Sandahl's explanation of how disability is "constructed" in the system we live in has implications for how to fight for disability rights. According to her:

It's context specific. The idea of the "worthy disabled" and the "unworthy disabled" is wrong. Say you live in a town with all industrial jobs, and you have a bad back. People want to say that if you can't work, it's because you have a bad attitude, not a disability. It's like they think you're faking it.

I have a significant disability, yet I'm a tenured professor. A bad back wouldn't stop me from working. [But] if I lived in an industrial town, I couldn't work.

Disability is medically and socially constructed. The parking meters and transit systems not being accessible is because of an ableist structure--not because of my disability.
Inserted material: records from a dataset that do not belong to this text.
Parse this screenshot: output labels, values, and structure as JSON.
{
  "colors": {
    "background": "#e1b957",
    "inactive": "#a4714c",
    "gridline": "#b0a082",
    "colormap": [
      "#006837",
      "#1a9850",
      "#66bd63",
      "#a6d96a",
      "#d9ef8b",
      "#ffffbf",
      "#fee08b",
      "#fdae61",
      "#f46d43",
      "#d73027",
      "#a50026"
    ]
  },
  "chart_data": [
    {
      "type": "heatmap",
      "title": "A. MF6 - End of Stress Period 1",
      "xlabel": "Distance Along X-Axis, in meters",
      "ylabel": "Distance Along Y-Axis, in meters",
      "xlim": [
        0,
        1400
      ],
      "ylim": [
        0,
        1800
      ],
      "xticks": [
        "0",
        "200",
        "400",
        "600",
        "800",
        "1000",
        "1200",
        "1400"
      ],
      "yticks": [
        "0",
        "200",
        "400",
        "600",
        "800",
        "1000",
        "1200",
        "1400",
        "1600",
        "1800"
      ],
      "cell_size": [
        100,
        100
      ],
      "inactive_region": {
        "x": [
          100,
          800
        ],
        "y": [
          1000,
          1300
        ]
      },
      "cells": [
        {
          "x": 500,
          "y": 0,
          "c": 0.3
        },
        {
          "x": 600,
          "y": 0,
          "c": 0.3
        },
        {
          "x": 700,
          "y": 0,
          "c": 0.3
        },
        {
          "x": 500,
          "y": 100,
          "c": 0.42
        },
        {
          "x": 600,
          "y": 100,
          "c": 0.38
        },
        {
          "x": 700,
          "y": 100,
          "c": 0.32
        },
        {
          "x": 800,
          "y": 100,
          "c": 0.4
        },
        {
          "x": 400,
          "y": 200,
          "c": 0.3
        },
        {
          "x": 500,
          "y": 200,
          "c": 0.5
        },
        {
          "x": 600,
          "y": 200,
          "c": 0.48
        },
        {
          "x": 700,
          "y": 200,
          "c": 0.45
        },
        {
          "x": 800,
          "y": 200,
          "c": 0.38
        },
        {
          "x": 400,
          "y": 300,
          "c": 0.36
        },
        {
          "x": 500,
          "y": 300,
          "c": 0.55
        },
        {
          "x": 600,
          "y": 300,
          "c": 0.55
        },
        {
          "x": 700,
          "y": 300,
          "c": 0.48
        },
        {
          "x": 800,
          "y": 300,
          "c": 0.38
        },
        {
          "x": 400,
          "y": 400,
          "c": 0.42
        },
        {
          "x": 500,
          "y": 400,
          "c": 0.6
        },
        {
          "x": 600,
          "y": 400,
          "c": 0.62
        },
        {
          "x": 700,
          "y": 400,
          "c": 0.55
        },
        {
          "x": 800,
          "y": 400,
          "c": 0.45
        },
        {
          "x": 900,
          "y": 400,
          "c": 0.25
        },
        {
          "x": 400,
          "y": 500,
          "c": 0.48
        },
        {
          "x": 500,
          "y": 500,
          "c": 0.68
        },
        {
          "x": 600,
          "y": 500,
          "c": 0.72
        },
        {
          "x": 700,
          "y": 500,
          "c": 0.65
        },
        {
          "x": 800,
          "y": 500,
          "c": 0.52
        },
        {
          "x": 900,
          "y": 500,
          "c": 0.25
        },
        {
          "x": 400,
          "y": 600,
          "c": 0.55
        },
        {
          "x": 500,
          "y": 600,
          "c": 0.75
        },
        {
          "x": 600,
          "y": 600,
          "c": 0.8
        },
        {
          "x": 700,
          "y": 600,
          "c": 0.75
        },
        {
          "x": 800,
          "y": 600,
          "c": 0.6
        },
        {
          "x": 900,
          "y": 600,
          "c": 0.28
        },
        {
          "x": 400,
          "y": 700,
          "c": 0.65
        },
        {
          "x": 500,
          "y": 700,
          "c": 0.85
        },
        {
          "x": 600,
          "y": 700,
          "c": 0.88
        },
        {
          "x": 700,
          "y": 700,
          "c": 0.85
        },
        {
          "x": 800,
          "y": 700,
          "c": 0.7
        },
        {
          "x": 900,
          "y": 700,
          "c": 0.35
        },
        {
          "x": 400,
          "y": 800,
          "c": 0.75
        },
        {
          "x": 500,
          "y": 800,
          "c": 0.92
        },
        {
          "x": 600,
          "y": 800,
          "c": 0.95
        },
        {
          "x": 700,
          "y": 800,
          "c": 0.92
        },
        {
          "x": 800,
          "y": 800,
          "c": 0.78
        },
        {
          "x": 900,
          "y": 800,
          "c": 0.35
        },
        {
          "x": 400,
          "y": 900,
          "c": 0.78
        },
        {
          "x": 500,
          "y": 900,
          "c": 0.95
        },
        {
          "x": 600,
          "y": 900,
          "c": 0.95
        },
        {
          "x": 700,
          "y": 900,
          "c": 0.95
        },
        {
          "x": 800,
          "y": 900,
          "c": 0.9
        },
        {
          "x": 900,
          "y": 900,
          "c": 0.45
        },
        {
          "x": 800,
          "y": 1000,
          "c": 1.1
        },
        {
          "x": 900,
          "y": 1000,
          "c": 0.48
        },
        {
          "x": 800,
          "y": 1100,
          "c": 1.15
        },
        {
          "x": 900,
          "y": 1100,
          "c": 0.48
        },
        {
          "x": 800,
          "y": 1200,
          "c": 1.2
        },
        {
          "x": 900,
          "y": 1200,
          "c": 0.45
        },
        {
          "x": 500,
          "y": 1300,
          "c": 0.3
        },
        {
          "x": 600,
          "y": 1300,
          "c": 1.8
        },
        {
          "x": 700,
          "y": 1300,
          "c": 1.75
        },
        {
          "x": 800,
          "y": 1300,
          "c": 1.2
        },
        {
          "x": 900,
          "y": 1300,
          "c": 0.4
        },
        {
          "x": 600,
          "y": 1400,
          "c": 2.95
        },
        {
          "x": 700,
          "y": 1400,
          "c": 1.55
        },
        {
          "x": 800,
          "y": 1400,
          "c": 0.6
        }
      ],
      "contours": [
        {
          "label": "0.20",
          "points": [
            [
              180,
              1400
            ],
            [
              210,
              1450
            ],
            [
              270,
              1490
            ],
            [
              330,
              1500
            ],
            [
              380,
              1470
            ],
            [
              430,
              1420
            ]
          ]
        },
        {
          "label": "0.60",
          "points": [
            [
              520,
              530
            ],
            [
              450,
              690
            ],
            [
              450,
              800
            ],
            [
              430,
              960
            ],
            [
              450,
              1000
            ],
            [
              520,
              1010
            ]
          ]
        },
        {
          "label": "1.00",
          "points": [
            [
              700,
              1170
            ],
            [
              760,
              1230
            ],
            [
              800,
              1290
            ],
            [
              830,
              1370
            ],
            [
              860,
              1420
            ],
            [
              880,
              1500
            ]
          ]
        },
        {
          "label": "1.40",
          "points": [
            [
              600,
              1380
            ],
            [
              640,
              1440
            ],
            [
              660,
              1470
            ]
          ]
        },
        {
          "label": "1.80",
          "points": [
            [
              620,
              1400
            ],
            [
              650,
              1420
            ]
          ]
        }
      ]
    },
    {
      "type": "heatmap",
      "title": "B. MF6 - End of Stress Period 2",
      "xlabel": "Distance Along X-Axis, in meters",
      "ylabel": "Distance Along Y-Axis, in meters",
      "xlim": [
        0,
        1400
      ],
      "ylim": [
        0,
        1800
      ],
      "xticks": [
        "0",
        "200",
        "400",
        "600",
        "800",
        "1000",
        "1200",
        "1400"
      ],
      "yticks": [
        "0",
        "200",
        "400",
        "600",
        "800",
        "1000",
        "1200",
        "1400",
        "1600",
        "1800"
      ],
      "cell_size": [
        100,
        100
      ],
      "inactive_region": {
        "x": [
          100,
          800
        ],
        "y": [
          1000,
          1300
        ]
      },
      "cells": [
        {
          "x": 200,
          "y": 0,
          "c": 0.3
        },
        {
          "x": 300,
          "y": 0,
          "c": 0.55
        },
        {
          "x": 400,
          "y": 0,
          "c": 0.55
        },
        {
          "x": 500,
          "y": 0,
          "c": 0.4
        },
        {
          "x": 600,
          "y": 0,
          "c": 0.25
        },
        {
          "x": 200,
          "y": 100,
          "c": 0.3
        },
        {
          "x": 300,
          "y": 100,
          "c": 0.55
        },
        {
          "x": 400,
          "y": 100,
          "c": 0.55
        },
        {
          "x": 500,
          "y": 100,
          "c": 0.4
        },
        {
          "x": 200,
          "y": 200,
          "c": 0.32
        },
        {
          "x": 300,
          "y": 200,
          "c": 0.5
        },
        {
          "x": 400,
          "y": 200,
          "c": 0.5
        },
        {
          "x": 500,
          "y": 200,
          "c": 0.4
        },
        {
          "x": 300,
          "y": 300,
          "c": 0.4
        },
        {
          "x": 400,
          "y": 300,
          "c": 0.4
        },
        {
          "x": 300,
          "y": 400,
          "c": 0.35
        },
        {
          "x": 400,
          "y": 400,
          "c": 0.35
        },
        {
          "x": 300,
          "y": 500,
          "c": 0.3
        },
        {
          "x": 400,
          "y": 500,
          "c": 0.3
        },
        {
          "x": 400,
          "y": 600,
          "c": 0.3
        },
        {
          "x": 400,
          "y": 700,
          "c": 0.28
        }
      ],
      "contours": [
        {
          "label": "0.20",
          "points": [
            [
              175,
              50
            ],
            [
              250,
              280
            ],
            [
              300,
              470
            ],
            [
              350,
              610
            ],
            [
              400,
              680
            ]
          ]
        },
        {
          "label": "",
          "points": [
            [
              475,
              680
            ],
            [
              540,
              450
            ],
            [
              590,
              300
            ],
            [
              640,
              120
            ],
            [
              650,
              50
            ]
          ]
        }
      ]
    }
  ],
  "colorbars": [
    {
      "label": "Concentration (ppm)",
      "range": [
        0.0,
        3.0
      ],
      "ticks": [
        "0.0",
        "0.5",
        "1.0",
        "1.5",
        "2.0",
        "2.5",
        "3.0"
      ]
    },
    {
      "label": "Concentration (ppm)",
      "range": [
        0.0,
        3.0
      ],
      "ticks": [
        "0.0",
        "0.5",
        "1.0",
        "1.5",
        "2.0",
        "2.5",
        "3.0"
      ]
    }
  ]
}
But disabled people have a long history of applying the sort of pressure that can challenge environmental and social barriers that capitalist society produces. Last summer, disability rights activists successfully pressured the city into reinstating a bus route in a transit-deprived area of town on Chicago's Southwest side. At a demonstration to mark the event Claudia Ayala, a public transit coordinator for the Little Village Environmental Justice Organization stated:

We're not thanking anyone yet. This area has changed dramatically in the last several years, including [the addition of] a new high school. But the whole area has a complete lack of accessibility. These sidewalks should have been prioritized months ago.

We need to make sure the whole area is addressed entirely, because this lack of accessibility affects our entire community and our ability to go to work, go to school and really just live.

While justice for people with disabilities is a long way off, there is a path leading in the right direction--that's the one that should be taken in response to the placard law.